Last updated: | Permalink
DS5110, Spring’25: Big Data Systems
Week 3 Announcement
- Lecture 5’s slides are posted.
- Assignment 1 is out!
Overview
Welcome to the course of Big Data Systems. Scalable big data systems are a central part of modern data science. This course will cover topics including design and use of parallel dataflow systems (MapReduce/Hadoop and Spark), scalable and parallel Python analytics frameworks, machine learning systems (Ray), and cloud data systems (cloud storage, large ML infrastructure). A major component of this course is hands-on programming using scalable analytics tools and cloud resources on Amazon Web Services (AWS) or Google Cloud.
Lecture Info
- Instructor: Yue Cheng
- Meeting time: TuTh 2:00 pm - 3:15pm
- Location: Data Science Building Room 305
Topics (tentative)
- Basic of computer and data systems, principles of parallel and distributed computing
- Google’s big data infrastructures (MapReduce, Google File System)
- Apache Spark
- Parallel Python analytics
- Machine learning systems (Ray, LLM)
- Cloud computing
- Serverless computing
- Large-scale cloud storage systems (Amazon Dynamo, AWS S3/DynamoDB)

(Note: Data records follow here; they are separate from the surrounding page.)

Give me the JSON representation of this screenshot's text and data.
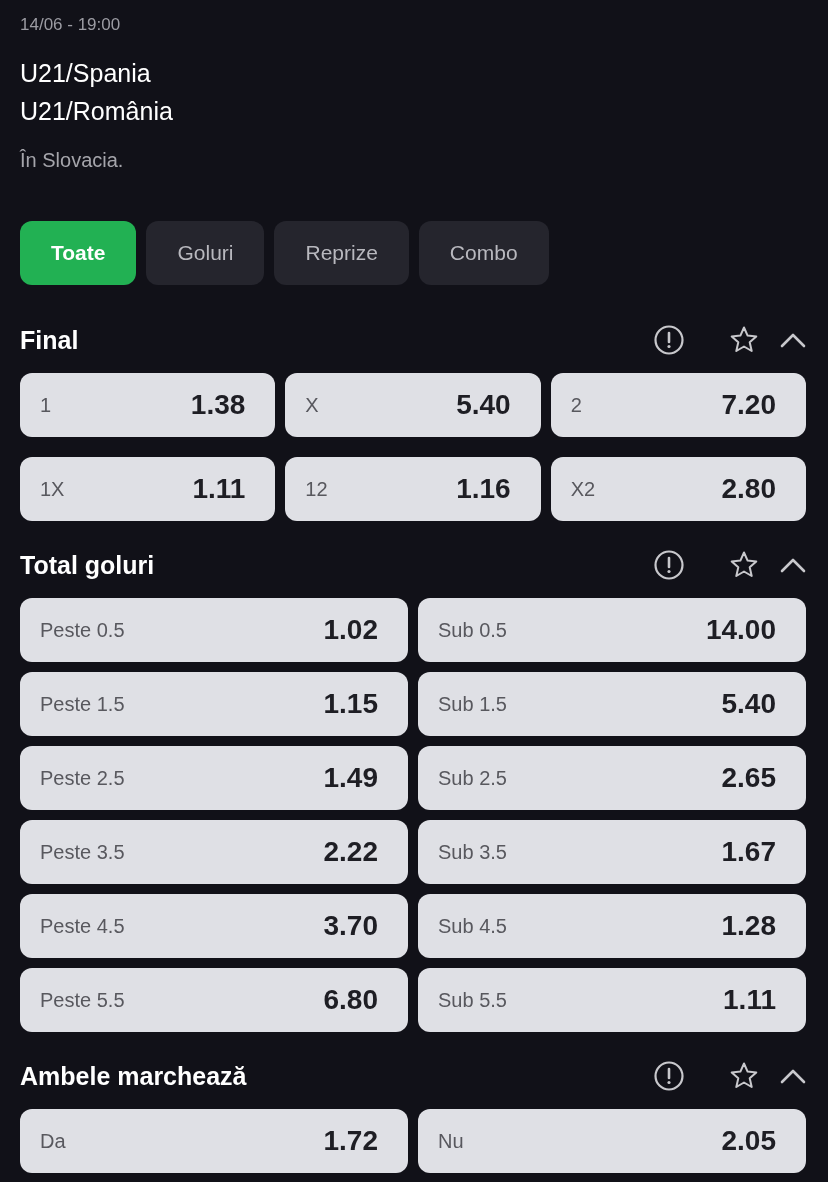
{
  "match": {
    "datetime": "14/06 - 19:00",
    "teams": [
      "U21/Spania",
      "U21/România"
    ],
    "venue": "În Slovacia."
  },
  "tabs": [
    {
      "label": "Toate",
      "selected": true
    },
    {
      "label": "Goluri",
      "selected": false
    },
    {
      "label": "Reprize",
      "selected": false
    },
    {
      "label": "Combo",
      "selected": false
    }
  ],
  "markets": [
    {
      "title": "Final",
      "kind": "triple",
      "favorite": false,
      "expanded": true,
      "selections": [
        {
          "label": "1",
          "odds": "1.38",
          "selected": false
        },
        {
          "label": "X",
          "odds": "5.40",
          "selected": false
        },
        {
          "label": "2",
          "odds": "7.20",
          "selected": false
        },
        {
          "label": "1X",
          "odds": "1.11",
          "selected": false
        },
        {
          "label": "12",
          "odds": "1.16",
          "selected": false
        },
        {
          "label": "X2",
          "odds": "2.80",
          "selected": false
        }
      ]
    },
    {
      "title": "Total goluri",
      "kind": "double",
      "favorite": false,
      "expanded": true,
      "selections": [
        {
          "label": "Peste 0.5",
          "odds": "1.02",
          "selected": false
        },
        {
          "label": "Sub 0.5",
          "odds": "14.00",
          "selected": false
        },
        {
          "label": "Peste 1.5",
          "odds": "1.15",
          "selected": false
        },
        {
          "label": "Sub 1.5",
          "odds": "5.40",
          "selected": false
        },
        {
          "label": "Peste 2.5",
          "odds": "1.49",
          "selected": false
        },
        {
          "label": "Sub 2.5",
          "odds": "2.65",
          "selected": false
        },
        {
          "label": "Peste 3.5",
          "odds": "2.22",
          "selected": false
        },
        {
          "label": "Sub 3.5",
          "odds": "1.67",
          "selected": false
        },
        {
          "label": "Peste 4.5",
          "odds": "3.70",
          "selected": false
        },
        {
          "label": "Sub 4.5",
          "odds": "1.28",
          "selected": false
        },
        {
          "label": "Peste 5.5",
          "odds": "6.80",
          "selected": false
        },
        {
          "label": "Sub 5.5",
          "odds": "1.11",
          "selected": false
        }
      ]
    },
    {
      "title": "Ambele marchează",
      "kind": "double",
      "favorite": false,
      "expanded": true,
      "selections": [
        {
          "label": "Da",
          "odds": "1.72",
          "selected": false
        },
        {
          "label": "Nu",
          "odds": "2.05",
          "selected": false
        }
      ]
    }
  ]
}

- AI/ML platforms (Hugging Face)
Prerequisite
- All students should be comfortable with programming in one of the following programming languages: Python, Java, Go, C/C++. This is a strong requirement as DS 5110/CS5501 features hands-on programming.
- That said, being comfortable with Python is strongly recommended as all the programming assignments will be done using Python. Having some experience in Java, Go, C/C++ is a big plus!